Since the purpose of a database system is to store data, there is a close relationship with the filesystem. As MySQL consultants, we always look at the filesystems for performance tuning opportunities. The most common choices in term of filesystems are XFS and EXT4; on Linux, it is exceptional to encounter another filesystem. Both XFS and EXT4 have pros and cons, but their behaviors are well-known and they perform well. They perform well but they are not without shortcomings.

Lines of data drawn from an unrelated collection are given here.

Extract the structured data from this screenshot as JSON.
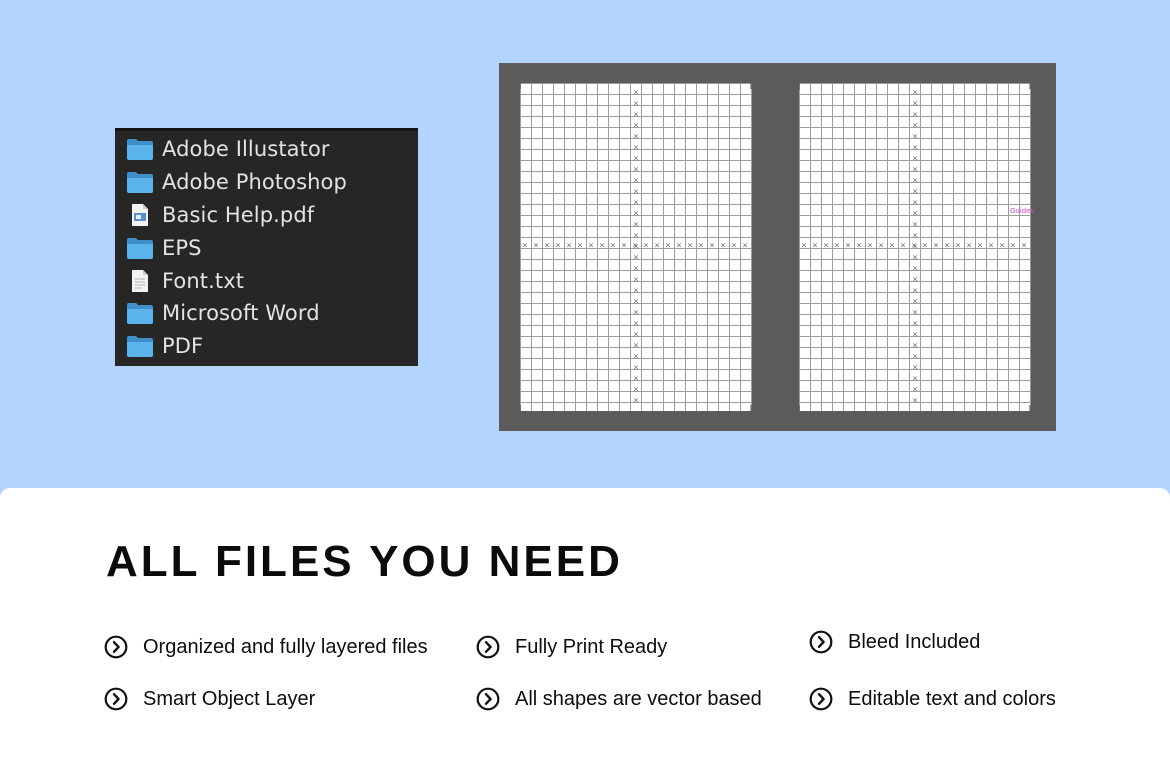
{
  "colors": {
    "background": "#b3d4fe",
    "file_panel": "#262627",
    "folder_blue": "#5ab3ec",
    "preview_frame": "#5b5b5b",
    "guide_magenta": "#d442d4",
    "card": "#ffffff"
  },
  "file_browser": {
    "items": [
      {
        "label": "Adobe Illustator",
        "icon": "folder-icon"
      },
      {
        "label": "Adobe Photoshop",
        "icon": "folder-icon"
      },
      {
        "label": "Basic Help.pdf",
        "icon": "pdf-file-icon"
      },
      {
        "label": "EPS",
        "icon": "folder-icon"
      },
      {
        "label": "Font.txt",
        "icon": "text-file-icon"
      },
      {
        "label": "Microsoft Word",
        "icon": "folder-icon"
      },
      {
        "label": "PDF",
        "icon": "folder-icon"
      }
    ]
  },
  "preview": {
    "guide_label": "Guides"
  },
  "features": {
    "headline": "ALL FILES YOU NEED",
    "icon": "chevron-circle-icon",
    "items": [
      {
        "label": "Organized and fully layered files"
      },
      {
        "label": "Fully Print Ready"
      },
      {
        "label": "Bleed Included"
      },
      {
        "label": "Smart Object Layer"
      },
      {
        "label": "All shapes are vector based"
      },
      {
        "label": "Editable text and colors"
      }
    ]
  }
}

Over the years, we have developed a bunch of tools and techniques to overcome these shortcomings. For example, since they don't allow a consistent view of the filesystem, we wrote tools like Xtrabackup to backup a live MySQL database. Another example is the InnoDB double write buffer. The InnoDB double write buffer is required only because neither XFS nor EXT4 is transactional. There is one filesystem which offers nearly all the features we need, ZFS. ZFS is arguably the most advanced filesystem available on Linux. Maybe it is time to reconsider the use of ZFS with MySQL.

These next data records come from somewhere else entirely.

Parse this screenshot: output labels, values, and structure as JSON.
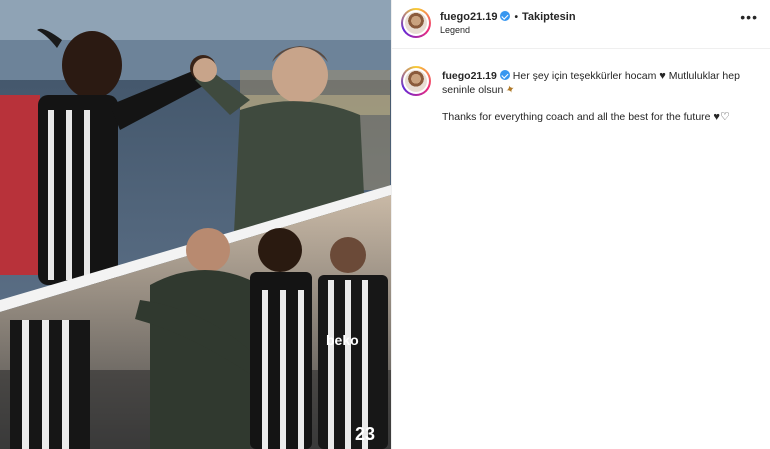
{
  "post": {
    "username": "fuego21.19",
    "follow_label": "Takiptesin",
    "subtitle": "Legend",
    "more_label": "•••",
    "caption_tr_1": "Her şey için teşekkürler hocam",
    "caption_tr_2": "Mutluluklar hep seninle olsun",
    "caption_en": "Thanks for everything coach and all the best for the future",
    "heart_black": "♥",
    "heart_white": "♡",
    "spark_emoji": "✦"
  },
  "photo": {
    "top_scene": "two men high-fiving",
    "bottom_scene": "coach hugging player",
    "jersey_text": "beko",
    "jersey_number": "23"
  }
}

ZFS on Linux, or ZoL (from the OpenZFS project), has been around for quite a long time now. I first started using ZoL back in 2012, before it was GA (general availability), in order to solve a nearly impossible challenge to backup a large database (~400 GB) with a mix of InnoDB and MyISAM tables. Yes, ZFS allows that very easily, in just a few seconds. As of 2017, ZoL has been GA for more than 3 years and most of the issues that affected it in the early days have been fixed. ZFS is also GA in FreeBSD, illumos, OmniOS, and many others.
This post will hopefully be the first of many posts devoted to the use of ZFS with MySQL. The goal here is not to blindly push for ZFS but to see when ZFS can help solve real problems. We will first examine ZFS and try to draw parallels with the architecture of MySQL. This will help us to better understand how ZFS works and behaves. Future posts will be devoted to more specific topics like performance, PXC, backups, compression, database operations, bad and poor use cases, and sample configurations.

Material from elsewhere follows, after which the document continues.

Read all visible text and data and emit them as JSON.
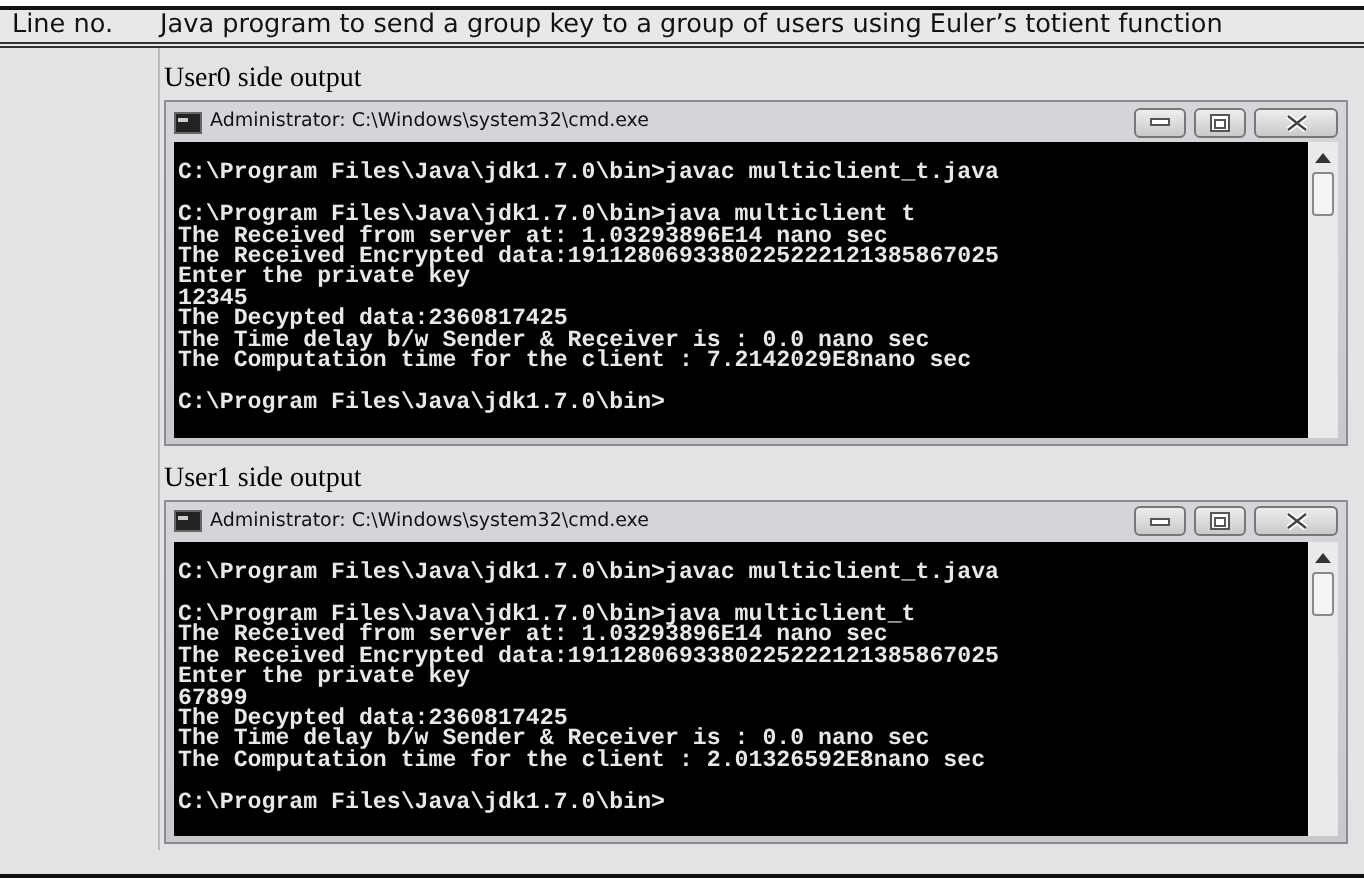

ZFS is a filesystem that was developed by Sun Microsystems and introduced for the first time in with OpenSolaris in 2005. ZFS is unique in many ways; let's first have a look at its code base using the sloccount tool, which provides an estimation of the development effort.
- EXT4: 8.5 person-years
- XFS: 17 person-years
- ZFS: 77 person-years
In term of code base complexity, it is approaching 10 times the complexity of EXT4; the above graphic shows the scale. To put things in perspective, the sloccount development effort for Percona-Server 5.7 which is based on MySQL community 5.7, is estimated at 680 person-years. The ZoL development is sponsored by the Lawrence Livermore National Laboratory and the project is very active.
Why does ZFS need such a large code base? Well, in Linux, it functionally replaces MD (software raid), LVM (volume manager) and the filesystem. ZFS is really a transactional database designed to support filesystem operations. Let's review the ZFS main features.
128 Bits Filesystem
That's huge! According to Jeff Bonwick, the rest energy of such a storage device would be enough to boil the oceans. It seems inconceivable that we'd ever need a larger filesystem.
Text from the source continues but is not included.